Finger Snap

I am a 16 year old girl.  I sit in my room, doors closed, watching the dust slowly dance through the sunbeam coming in my window.  I sit in my room because my parents are in the living room.  I don’t want them to see me.  To have to interact.  Interaction never turns out well.

I am pliable in body, mind and soul.  Open to what is to come.  That endless field of seconds spread out before me.  Though wounded, I am determined to survive.  Though damaged, I have hope.

And I think I have gotten through the worst of it.  The worst of the abuse.  The sexual part – the incest part – ended sometime during my 14th year.  Now, my eyes are on graduation…freedom.  I will fly from the “nest” the minute my high school diploma is in my hand.  That is all that has kept me tethered to this place of nightmares, pain and destruction.  Another year and I will be gone.  After so many years, one more seems both endless and as if it is nothing.  Merely the time it takes to blink my eyes.  An eternity rolled into a nanosecond.

Like life.  Endless.  Yet gone in a flash.  A lifetime spent in the time it takes to snap my fingers.

I remember that room so well.  My bedroom.  I can touch it.  Feel it.  As if I only just left a moment ago.  But I haven’t lived there for decades.  That place where I listened to albums and cried to the words of songs.  Where I hugged my pillow at night and cowered beneath the covers, even in the sweltering heat.  Where I trembled in fear and with dread in the darkness, waiting for footsteps that paused briefly outside my door before quietly finding their way to my bed.  I remember closing my door against the agony and chaos.  But there were no locks on my bedroom door.   No places to hide.  No safety.  No way to keep the monster out.

I stepped from that moment, that long ago moment in time, into today.  From 16 to oh-my-god-how-did-I-get-to-be-this-old!  In the snap of my fingers.  Just.  Like.  That.  Little memory of the worm hole through which I traveled to get from then to now.  I blinked.  And when my eyes opened, my face was wrinkled and my heart was weary beyond repair.  The hourglass that was nearly full only a second before was almost empty of sand.

This hourglass can’t be turned over.  No second chances.  No do-over.  What is done is done.  When the final grain has fallen through the narrow neck, there is no way to go backward.  No option to turn back the hands of time.

It was only yesterday.  That moment I so clearly recall when I was 16.  Watching the dust floating through the air.  Watching the sand trickle through the hourglass.  Snap.  But it was endless years ago.

To be fair, I have brief flashes of memories created between then and now.  So many rainy days.  Too many lonely and dark nights.  Struggling to breathe some life into my soul.  To restart my heart.  Working so hard to justify my right to be alive.  To take up space.
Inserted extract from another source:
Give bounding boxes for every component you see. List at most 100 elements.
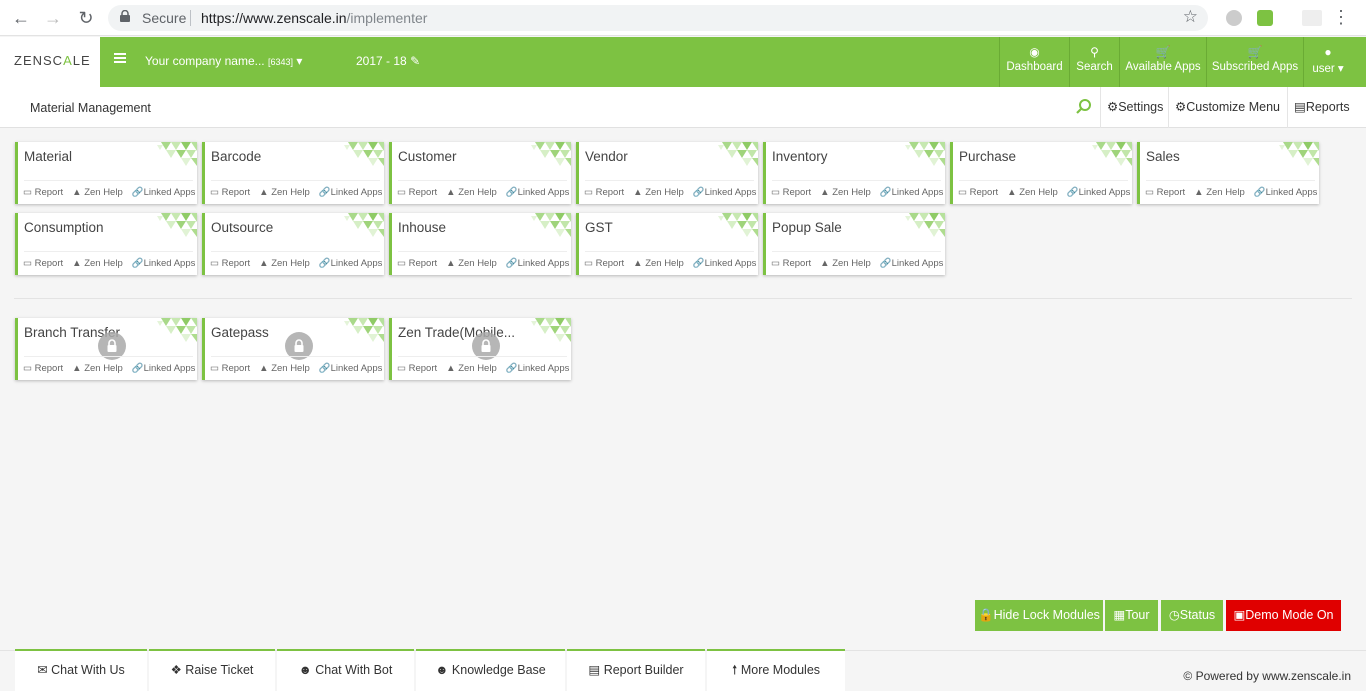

To have a good experience or two or three.

But the memories are not worth the effort it takes to recall them.  There are no gold nuggets among the stones.  Nothing worth holding on to.  Nothing wonderful or notable.  And so, I’ve tossed them all back into the murky water of the past.  Left them there.  They – those years, those memories – are nothing but a blur.  A pain-filled explosion quickly done, that flashes momentarily, leaving an imprint on my retinas, fading to nothingness.

Finished before I ever got started.

A lifetime.  Gone in the time it took to snap my fingers.